November 14, 1997|By Kevin L. McQuaid | Kevin L. McQuaid,SUN STAFF

Prime Retail Inc. yesterday took a major step toward becoming the nation's largest factory outlet mall owner with a $906 million purchase of a Michigan company, a deal likely to brace the Baltimore-based developer against competition and an anticipated leveling off of the discount retail industry.

The real estate investment trust's planned acquisition of the Horizon Group Inc. will add 20 retail centers to Prime Retail's portfolio -- including projects in Perryville and Queenstown -- and nearly double the size of its outlet mall portfolio.

The combined company will control 43 outlet malls containing nearly 12 million square feet in 25 states, and make Prime Retail one of the nation's 25 largest publicly held real estate companies, based on its $2.2 billion total market capitalization, which is defined as total debt plus equity.

The Prime Retail/Horizon deal also marks one of the largest mergers between publicly traded commercial real estate companies since March 1996, when mall giants Simon Property Group Inc. and the DeBartolo Realty Corp. merged in a $1.5 billion stock swap.

"The industry we're in is consolidating and, as such, the remaining players will be and will have to be stronger to survive and prosper," said Abraham Rosenthal, Prime Retail's chief executive officer. "Our combined company will have among the best centers in the country and the best tenants, which makes for a strong company and creates a platform for future growth."

The deal, scheduled to close in the first three months of 1998, is expected to boost Prime Retail's operating earnings by 10 percent in the coming year, and raise its average sales per square foot to $246, 8 percent above Prime Retail's current level.

"This transaction makes Prime Retail the leading outlet center developer in the world," said Mark Millman, president of the Millman Search Group, a Towson retail consulting company. "The outlet industry is changing dramatically; it's leveling off somewhat, but this gives them clout and credibility.

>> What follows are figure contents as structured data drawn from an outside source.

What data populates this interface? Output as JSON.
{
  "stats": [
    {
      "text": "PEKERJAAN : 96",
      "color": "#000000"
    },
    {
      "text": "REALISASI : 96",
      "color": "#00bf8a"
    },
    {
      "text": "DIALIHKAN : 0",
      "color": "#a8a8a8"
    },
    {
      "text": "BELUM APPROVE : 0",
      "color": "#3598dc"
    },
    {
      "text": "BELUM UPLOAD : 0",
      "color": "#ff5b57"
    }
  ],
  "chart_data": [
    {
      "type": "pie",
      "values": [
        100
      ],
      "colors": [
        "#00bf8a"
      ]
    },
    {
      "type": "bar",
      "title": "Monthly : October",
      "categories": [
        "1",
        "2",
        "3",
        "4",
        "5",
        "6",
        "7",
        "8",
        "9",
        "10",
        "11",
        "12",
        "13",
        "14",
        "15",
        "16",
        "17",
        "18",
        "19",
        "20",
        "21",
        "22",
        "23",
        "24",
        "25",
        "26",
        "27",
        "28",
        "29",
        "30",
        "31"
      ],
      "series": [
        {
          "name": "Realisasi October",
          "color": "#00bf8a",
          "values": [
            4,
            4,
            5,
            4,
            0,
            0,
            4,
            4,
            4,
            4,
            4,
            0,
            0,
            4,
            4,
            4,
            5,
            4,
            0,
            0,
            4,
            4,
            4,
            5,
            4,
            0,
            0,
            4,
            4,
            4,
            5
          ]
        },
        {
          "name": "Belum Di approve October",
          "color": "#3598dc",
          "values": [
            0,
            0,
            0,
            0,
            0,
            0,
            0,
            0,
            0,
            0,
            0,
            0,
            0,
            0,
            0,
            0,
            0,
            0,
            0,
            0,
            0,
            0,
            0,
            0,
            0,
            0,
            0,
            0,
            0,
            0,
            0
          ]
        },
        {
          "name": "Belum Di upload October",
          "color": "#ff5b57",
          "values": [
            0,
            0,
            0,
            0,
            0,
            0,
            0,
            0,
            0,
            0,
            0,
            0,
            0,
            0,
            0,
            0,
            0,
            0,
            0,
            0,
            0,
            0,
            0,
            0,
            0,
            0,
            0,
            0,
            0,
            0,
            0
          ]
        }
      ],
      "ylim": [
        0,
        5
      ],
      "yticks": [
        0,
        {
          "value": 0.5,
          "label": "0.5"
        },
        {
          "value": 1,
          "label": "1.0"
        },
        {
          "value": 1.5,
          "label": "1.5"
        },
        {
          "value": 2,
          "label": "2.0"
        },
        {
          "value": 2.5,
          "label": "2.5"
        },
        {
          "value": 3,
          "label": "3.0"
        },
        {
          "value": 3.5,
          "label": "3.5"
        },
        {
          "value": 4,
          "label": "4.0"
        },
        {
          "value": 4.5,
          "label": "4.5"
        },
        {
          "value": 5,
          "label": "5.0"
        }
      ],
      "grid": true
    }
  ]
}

"This gives them the opportunity to grow and get into new types of developments. It also will make it harder for others to now enter the business. This makes them a force to be reckoned with, the undisputed industry leader."

But swallowing Horizon won't come without a price.

As part of the deal, Prime Retail will assume $540 million in Horizon debt, liabilities that will push its total leverage to more than $1 billion. Rosenthal said the figure isn't a concern, though, and that Prime Retail's operating income will be twice the amount necessary to cover the debt level.

For Horizon, the Prime Retail acquisition is likely to mean the difference between life and death. In the past year, Horizon had been hurt by top management defections and under-performing projects. Three of Horizon's top officers are slated to join Prime Retail's board upon completion of the deal.

"Horizon was a busted-up, imploding REIT that had a lot of troubled assets," said David M. Fick, a vice president and senior financial analyst at Legg Mason Wood Walker Inc., who tracks Prime Retail.

"So this will be good for Horizon shareholders, and it will be good for Prime in that it will increase their earnings significantly and increase what they can do with the assets they have going forward," Fick said.

Some of Horizon's properties are so lowly regarded, in fact, that 17 of them will not be folded into Prime Retail, but rather transferred into a new company, called Horizon/Glen Outlet Center Ltd. Partnership.

In turn, Prime Retail will shift three of its projects to Horizon/Glen. Rosenthal said the shifts were occurring because the excluded properties would have required too much time and attention.